Стальная акула. Немецкая субмарина и ее команда в годы войны, 1939-1945 (Отт) - страница 283

— Да, сейчас поднимутся.

— Где старпом?

— Задохнулся. Горло подвело.

— О, черт. Вот не повезло бедняге!

Тут вынырнул командир со своей шестеркой.

— На палубе! — хором закричали вновь прибывшие. Их приветствовали со всех сторон. Это было похоже на гусиный гогот.

— Где старпом?

— Он не смог удержать во рту загубник, господин капитан-лейтенант.

— Какая нелепая смерть!

На поверхность поднялось двадцать человек. Каждому хотелось лично сообщить своим товарищам, что он спасся. Острова Ре видно не было. Только вода и двадцать голов — больше ничего.

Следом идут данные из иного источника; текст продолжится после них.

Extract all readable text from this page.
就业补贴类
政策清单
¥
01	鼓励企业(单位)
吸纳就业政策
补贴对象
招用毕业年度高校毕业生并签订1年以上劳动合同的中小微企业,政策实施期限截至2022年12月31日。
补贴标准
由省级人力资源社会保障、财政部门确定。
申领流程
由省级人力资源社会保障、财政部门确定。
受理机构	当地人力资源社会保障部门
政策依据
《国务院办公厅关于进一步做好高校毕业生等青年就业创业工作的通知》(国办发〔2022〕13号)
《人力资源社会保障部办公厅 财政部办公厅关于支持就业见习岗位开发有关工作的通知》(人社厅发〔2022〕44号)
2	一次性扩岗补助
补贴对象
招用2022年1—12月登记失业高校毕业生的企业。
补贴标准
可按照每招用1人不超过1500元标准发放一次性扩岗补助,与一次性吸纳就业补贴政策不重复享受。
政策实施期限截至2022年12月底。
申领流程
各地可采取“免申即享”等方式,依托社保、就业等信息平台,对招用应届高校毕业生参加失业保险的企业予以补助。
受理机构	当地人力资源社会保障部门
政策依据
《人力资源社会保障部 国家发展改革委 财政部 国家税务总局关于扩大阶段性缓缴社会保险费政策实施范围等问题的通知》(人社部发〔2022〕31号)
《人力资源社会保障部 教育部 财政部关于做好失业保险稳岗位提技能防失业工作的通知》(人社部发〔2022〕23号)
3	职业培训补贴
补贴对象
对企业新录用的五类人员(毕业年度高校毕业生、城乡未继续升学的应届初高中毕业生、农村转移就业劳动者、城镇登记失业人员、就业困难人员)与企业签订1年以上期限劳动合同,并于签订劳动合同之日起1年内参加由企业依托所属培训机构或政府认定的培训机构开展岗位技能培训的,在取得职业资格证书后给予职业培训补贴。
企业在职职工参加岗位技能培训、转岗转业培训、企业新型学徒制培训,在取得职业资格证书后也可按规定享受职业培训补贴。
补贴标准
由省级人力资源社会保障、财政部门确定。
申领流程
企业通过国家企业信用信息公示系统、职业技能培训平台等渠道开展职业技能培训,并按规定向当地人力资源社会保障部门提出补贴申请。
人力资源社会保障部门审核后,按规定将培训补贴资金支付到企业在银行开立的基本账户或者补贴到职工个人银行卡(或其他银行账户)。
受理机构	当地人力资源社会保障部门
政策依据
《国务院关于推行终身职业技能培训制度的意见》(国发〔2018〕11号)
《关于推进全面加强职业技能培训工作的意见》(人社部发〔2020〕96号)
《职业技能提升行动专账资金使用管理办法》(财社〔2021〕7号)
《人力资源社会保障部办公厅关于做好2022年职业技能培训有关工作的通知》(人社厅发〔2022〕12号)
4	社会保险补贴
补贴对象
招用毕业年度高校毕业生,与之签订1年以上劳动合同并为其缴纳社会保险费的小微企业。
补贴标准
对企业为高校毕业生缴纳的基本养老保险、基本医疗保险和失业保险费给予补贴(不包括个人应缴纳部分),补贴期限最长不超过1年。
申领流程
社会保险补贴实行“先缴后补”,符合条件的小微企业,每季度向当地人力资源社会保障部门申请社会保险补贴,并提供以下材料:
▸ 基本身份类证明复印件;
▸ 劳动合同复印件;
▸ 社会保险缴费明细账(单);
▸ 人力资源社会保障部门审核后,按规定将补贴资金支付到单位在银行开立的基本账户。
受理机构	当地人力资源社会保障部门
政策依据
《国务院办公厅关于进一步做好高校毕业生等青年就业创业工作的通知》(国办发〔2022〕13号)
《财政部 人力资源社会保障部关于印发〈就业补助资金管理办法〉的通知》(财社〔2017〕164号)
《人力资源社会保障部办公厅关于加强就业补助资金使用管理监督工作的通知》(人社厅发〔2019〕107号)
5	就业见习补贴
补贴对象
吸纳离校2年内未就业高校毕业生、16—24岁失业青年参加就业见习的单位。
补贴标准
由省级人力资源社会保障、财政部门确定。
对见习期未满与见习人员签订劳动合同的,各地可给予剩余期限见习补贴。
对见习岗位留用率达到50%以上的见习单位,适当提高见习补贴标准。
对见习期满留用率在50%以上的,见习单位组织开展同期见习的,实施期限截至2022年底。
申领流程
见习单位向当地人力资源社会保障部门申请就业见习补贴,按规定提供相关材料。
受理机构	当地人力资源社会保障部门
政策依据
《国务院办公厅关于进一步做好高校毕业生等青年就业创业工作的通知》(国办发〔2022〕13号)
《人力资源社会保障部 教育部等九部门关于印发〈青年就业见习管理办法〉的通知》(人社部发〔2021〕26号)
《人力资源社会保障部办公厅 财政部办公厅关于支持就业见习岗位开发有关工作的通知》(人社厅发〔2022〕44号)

— Зачем они прислали его на мою лодку? Беднягу должны были перевести на надводный корабль — он это заслужил. Я сообщу об этом адмиралу. Смерть старпома — на совести этих негодяев кадровиков.

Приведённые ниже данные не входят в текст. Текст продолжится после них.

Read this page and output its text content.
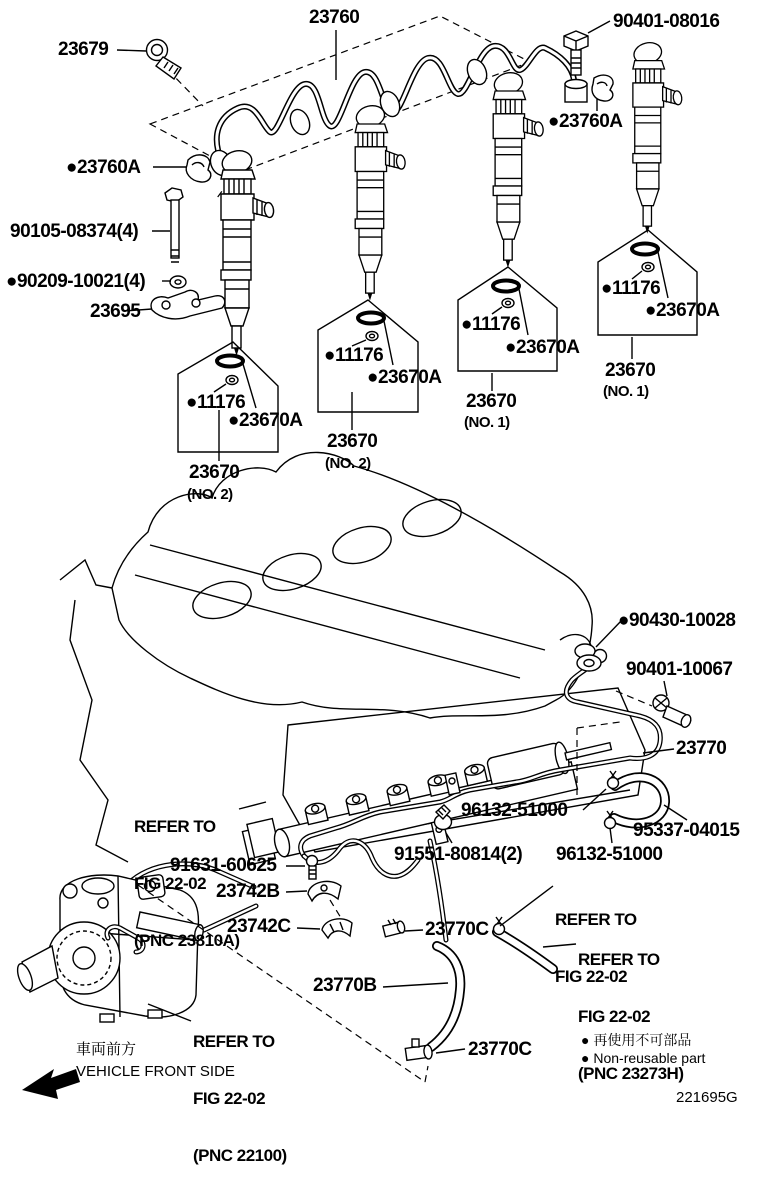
23760	90401-08016
23679
●23760A
●23760A
90105-08374(4)
●90209-10021(4)
23695
●11176
●23670A
23670
(NO. 2)
●11176
●23670A
23670
(NO. 2)
●11176
●23670A
23670
(NO. 1)
●11176
●23670A
23670
(NO. 1)
●90430-10028
90401-10067
23770

REFER TO

FIG 22-02

(PNC 23810A)

96132-51000
95337-04015
91551-80814(2) 96132-51000
91631-60625
23742B
23742C	23770C

	REFER TO

FIG 22-02

REFER TO

FIG 22-02

(PNC 23273H)

23770B

REFER TO

FIG 22-02

(PNC 22100)

23770C
車両前方
VEHICLE FRONT SIDE
● 再使用不可部品
● Non-reusable part
221695G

— Так точно, господин капитан-лейтенант.

— Как вы думаете, что с ними сделает адмирал? Уж я-то знаю старика, он врежет им по первое число. Не хотел бы я оказаться на их месте, Тайхман, совсем не хотел.

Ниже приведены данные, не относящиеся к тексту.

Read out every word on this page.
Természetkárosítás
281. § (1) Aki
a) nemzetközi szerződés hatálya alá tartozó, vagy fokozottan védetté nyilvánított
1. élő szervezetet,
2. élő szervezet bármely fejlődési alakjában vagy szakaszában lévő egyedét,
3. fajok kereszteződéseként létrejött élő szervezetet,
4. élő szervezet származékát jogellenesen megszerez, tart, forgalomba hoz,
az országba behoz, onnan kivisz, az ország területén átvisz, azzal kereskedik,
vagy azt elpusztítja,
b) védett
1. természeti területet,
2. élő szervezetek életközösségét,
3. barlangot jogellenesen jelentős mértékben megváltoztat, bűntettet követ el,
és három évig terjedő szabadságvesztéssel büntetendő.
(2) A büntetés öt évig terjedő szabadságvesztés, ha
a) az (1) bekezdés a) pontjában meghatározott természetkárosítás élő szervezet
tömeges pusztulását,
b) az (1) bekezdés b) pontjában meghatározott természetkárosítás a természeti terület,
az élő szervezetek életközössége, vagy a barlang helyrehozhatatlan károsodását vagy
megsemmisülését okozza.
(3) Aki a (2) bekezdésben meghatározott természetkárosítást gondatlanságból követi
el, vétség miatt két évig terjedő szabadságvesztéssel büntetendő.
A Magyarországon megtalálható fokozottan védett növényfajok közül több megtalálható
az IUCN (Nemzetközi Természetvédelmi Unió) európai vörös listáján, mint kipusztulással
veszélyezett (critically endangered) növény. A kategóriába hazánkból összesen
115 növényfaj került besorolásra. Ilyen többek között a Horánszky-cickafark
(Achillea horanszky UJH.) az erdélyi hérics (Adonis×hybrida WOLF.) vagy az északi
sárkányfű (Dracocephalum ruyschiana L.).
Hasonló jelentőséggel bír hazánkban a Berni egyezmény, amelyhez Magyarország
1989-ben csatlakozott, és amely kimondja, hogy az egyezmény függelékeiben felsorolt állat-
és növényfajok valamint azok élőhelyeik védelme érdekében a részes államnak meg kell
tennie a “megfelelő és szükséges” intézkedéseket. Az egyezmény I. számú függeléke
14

— И я тоже, господин капитан-лейтенант.

— Во всем виноваты эти писаки в Киле. Раз в месяц развернут свой плавучий отель у пирса в другую сторону и требуют себе плату, как за боевой поход. Знаю я эту публику!

— Так точно, господин капитан-лейтенант. Я всегда их терпеть не мог!

— Это торгаши в формах, а не моряки. Это они виноваты в его смерти. Прислали мне инвалида. И кто только додумался прислать мне старпома, который одной ногой стоял в могиле!

— Да, господин капитан-лейтенант, это их вина.

— Чертовски холодно, правда?

— Да, господин капитан-лейтенант, холодает.

На этом разговор Лютке с Тайхманом завершился. Некоторое время они смотрели друг на друга, качаясь на волнах, а потом каждый из них задумался о том, что его тревожило.

Моряки соединили канаты, связывавшие их, образовали круг и стали ждать, сами не зная чего. У некоторых уже посинели лица.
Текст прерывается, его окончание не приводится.